La mise en place de recours efficaces contre les décisions des plateformes
Le règlement met en place de nouveaux recours permettant aux entreprises utilisatrices de faire face à ces décisions. Ainsi, les plateformes devront désormais prévoir en interne un système de traitement et de suivi des plaintes des professionnels référencés. Le règlement ne précise pas encore les modalités de ce dispositif. Mais, celui-ci devra en tout état de cause être facilement accessible. Une exception à cette obligation existe. En effet, les petites et moyennes entreprises – moins de 50 salariés – ne sont pas obligées de mettre en place un tel système.
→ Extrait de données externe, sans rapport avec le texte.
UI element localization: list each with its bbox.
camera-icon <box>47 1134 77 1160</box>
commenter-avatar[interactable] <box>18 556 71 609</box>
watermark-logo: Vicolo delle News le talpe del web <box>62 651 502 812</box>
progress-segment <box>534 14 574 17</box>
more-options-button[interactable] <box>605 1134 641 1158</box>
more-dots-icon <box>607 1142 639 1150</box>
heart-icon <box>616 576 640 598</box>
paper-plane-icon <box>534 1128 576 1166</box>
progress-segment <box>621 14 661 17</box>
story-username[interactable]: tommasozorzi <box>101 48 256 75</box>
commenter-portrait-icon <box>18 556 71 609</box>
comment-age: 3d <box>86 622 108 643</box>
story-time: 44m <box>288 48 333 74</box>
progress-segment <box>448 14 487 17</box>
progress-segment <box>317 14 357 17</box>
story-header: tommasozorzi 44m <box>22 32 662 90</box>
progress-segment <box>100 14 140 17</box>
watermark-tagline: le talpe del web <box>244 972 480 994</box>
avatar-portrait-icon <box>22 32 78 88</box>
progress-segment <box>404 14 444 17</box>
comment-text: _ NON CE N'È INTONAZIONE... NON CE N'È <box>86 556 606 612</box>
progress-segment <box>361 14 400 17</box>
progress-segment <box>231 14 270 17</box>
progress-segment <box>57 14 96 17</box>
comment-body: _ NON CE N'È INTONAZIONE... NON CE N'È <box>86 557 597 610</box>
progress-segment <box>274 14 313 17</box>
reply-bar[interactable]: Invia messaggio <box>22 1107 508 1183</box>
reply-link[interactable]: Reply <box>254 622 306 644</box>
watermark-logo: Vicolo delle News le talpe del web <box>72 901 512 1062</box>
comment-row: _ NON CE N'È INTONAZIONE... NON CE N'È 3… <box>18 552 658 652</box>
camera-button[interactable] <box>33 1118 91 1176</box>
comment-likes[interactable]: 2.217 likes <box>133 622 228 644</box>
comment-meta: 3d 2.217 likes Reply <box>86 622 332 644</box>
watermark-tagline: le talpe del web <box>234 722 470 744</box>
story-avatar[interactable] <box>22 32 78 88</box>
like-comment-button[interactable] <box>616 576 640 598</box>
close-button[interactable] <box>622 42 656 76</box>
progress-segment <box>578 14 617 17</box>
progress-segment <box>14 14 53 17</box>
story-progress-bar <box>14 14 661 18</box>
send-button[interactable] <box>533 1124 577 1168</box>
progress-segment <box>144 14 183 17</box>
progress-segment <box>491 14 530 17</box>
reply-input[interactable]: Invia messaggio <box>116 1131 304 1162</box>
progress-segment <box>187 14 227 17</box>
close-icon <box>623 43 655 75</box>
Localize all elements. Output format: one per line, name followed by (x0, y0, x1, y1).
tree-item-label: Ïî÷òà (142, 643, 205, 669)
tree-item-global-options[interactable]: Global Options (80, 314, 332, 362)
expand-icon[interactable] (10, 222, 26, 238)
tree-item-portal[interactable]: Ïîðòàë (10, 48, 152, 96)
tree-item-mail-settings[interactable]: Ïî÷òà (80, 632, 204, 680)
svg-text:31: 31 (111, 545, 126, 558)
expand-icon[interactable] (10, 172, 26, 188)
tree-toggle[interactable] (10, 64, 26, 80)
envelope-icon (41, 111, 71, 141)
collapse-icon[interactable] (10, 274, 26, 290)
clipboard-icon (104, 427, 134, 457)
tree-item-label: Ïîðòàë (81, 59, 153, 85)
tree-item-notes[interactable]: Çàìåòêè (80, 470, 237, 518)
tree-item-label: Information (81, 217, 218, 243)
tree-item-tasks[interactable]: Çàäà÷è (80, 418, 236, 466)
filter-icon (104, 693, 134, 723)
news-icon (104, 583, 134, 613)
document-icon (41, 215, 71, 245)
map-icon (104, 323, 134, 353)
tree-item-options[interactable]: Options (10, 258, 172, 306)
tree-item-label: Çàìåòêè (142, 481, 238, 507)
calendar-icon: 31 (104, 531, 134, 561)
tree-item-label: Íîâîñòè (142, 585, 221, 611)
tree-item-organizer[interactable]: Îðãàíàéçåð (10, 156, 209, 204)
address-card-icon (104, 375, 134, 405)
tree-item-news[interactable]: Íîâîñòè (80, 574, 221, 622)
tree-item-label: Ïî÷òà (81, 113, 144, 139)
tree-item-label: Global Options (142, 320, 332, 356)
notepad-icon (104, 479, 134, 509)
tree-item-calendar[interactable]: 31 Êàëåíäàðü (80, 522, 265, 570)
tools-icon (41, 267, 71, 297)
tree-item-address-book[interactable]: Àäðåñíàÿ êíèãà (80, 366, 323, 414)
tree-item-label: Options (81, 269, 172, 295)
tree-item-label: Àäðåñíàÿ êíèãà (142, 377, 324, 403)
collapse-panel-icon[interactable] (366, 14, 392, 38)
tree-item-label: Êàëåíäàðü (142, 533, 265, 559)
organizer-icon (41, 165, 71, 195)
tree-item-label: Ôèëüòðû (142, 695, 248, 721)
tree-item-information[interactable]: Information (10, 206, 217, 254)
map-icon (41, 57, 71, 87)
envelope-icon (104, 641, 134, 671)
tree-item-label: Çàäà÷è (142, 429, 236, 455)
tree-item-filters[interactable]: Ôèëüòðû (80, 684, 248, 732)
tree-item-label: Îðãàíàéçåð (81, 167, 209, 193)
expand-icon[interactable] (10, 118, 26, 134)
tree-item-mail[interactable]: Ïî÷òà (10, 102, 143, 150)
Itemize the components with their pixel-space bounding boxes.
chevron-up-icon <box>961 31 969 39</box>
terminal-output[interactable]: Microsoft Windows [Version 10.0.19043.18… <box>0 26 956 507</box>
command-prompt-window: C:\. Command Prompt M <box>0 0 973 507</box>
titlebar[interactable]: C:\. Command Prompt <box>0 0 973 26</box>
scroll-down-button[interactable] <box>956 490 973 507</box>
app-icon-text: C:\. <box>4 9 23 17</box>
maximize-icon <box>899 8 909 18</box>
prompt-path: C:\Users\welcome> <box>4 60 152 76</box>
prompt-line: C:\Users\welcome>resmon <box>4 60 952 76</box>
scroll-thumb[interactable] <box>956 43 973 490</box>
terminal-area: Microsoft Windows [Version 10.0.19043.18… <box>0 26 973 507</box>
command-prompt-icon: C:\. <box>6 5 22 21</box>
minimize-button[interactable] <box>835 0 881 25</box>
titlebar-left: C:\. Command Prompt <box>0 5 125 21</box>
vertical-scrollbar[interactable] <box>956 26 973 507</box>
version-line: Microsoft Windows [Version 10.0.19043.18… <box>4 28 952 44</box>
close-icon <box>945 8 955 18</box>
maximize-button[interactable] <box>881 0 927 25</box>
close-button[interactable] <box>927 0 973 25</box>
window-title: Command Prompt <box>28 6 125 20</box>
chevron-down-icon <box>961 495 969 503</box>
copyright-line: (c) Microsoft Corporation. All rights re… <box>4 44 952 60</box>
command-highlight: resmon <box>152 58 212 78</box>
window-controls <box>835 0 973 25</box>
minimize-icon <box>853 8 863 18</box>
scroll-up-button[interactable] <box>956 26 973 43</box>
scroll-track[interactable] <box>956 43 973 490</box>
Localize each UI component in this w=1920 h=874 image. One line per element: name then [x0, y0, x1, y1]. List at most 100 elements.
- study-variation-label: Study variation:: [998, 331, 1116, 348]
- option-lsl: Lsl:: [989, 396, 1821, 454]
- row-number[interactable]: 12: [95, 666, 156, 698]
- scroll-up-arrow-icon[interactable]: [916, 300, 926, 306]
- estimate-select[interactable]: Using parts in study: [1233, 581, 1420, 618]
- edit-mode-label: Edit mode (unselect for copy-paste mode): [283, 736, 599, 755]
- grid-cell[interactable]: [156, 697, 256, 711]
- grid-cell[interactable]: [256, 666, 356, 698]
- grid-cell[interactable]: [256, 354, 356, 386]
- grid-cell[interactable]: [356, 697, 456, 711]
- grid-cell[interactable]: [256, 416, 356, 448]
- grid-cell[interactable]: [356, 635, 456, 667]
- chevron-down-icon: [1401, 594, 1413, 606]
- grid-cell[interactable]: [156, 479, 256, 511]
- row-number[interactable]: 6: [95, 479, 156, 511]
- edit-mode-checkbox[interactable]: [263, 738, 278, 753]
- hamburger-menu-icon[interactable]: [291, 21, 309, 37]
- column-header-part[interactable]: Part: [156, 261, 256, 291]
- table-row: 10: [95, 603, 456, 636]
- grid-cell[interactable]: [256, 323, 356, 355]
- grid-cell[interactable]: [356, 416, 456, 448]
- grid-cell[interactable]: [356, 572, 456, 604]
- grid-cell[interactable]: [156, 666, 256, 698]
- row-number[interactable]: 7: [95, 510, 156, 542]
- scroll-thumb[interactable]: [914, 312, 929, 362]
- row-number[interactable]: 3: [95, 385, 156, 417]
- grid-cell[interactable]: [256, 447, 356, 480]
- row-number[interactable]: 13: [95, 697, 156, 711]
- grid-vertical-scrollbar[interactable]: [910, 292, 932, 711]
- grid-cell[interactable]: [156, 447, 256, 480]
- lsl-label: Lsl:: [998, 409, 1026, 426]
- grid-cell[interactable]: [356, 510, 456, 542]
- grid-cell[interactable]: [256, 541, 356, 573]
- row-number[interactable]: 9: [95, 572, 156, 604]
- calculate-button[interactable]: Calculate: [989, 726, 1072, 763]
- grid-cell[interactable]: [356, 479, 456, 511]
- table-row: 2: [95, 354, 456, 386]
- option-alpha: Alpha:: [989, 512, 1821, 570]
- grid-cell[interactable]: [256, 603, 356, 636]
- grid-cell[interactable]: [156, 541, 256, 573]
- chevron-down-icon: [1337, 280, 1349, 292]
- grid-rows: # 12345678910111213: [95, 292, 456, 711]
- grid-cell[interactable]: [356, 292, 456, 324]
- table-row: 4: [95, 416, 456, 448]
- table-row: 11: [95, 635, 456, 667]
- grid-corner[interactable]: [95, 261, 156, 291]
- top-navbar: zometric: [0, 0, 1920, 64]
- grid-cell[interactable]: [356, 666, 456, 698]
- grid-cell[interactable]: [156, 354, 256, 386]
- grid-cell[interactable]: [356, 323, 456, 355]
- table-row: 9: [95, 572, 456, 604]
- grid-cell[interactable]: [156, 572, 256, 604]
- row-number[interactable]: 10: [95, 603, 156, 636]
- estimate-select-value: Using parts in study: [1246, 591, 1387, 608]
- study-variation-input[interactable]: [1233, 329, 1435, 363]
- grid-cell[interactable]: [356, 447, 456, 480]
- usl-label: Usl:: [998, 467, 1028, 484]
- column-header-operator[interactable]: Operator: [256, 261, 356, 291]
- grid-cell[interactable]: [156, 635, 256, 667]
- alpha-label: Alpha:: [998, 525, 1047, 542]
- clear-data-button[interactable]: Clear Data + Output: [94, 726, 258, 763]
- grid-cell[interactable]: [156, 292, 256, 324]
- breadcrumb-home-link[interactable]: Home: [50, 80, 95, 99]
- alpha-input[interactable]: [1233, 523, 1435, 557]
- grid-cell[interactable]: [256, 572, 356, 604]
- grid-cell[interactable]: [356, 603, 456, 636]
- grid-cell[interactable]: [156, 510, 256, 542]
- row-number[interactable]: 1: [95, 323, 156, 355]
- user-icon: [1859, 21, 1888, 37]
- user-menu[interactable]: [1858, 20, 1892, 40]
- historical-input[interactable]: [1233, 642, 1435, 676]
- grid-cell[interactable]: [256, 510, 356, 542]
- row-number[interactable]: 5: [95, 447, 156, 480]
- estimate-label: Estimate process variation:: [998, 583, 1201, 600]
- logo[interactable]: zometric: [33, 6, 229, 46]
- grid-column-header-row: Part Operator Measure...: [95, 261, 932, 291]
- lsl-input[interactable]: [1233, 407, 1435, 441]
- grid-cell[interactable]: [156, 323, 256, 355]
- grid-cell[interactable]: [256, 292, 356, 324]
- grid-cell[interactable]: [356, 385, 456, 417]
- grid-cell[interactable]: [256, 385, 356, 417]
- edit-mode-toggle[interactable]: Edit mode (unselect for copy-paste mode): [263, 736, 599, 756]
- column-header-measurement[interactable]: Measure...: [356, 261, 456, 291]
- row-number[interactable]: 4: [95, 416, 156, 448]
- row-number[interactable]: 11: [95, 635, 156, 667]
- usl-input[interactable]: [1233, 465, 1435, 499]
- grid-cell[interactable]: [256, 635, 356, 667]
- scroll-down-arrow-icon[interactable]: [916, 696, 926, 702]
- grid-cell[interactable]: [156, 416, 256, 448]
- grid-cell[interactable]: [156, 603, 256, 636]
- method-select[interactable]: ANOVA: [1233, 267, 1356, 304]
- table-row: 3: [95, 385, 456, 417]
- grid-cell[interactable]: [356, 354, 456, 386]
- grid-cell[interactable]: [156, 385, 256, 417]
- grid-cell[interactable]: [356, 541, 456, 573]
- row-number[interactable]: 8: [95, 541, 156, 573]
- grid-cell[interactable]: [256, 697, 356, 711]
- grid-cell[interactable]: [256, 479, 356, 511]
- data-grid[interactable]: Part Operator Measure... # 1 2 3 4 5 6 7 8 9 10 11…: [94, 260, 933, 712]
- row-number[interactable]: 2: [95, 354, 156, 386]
Dans le cadre de la résolution des litiges, les fournisseurs de plateformes doivent encourager le recours à la médiation. Ils doivent indiquer dans leurs CGU plusieurs médiateurs que l’entreprise utilisatrice peut contacter en cas de litige.
Enfin, le règlement permet à des organisations ou des associations de saisir les tribunaux nationaux en cas de litige entre les entreprises utilisatrices et les plateformes en ligne.
Quelles sont conséquences pour les plateformes en lignes ?
Les fournisseurs de plateformes en ligne doivent procéder sans délai à une mise à jour de leurs conditions générales d’utilisation. Ils devront ensuite communiquer ces nouvelles conditions générales à l’ensemble de leurs clients actuels ainsi qu’à leurs futurs clients. A défaut, les CGU seront réputées ne jamais avoir existé et ne seront donc pas contraignantes pour les entreprises utilisatrices. Le droit commun deviendra alors la loi régissant la relation avec le fournisseur.
En outre, les fournisseurs doivent mettre en place de nouveaux processus internes pour assurer le suivi des demandes des professionnels référencés. De nouveaux processus internes sont aussi à prévoir pour favoriser le recours à la médiation.
Enfin, les professionnels référencés pourront demander des dommages-intérêts en fonction du préjudice subi en cas de violation du règlement.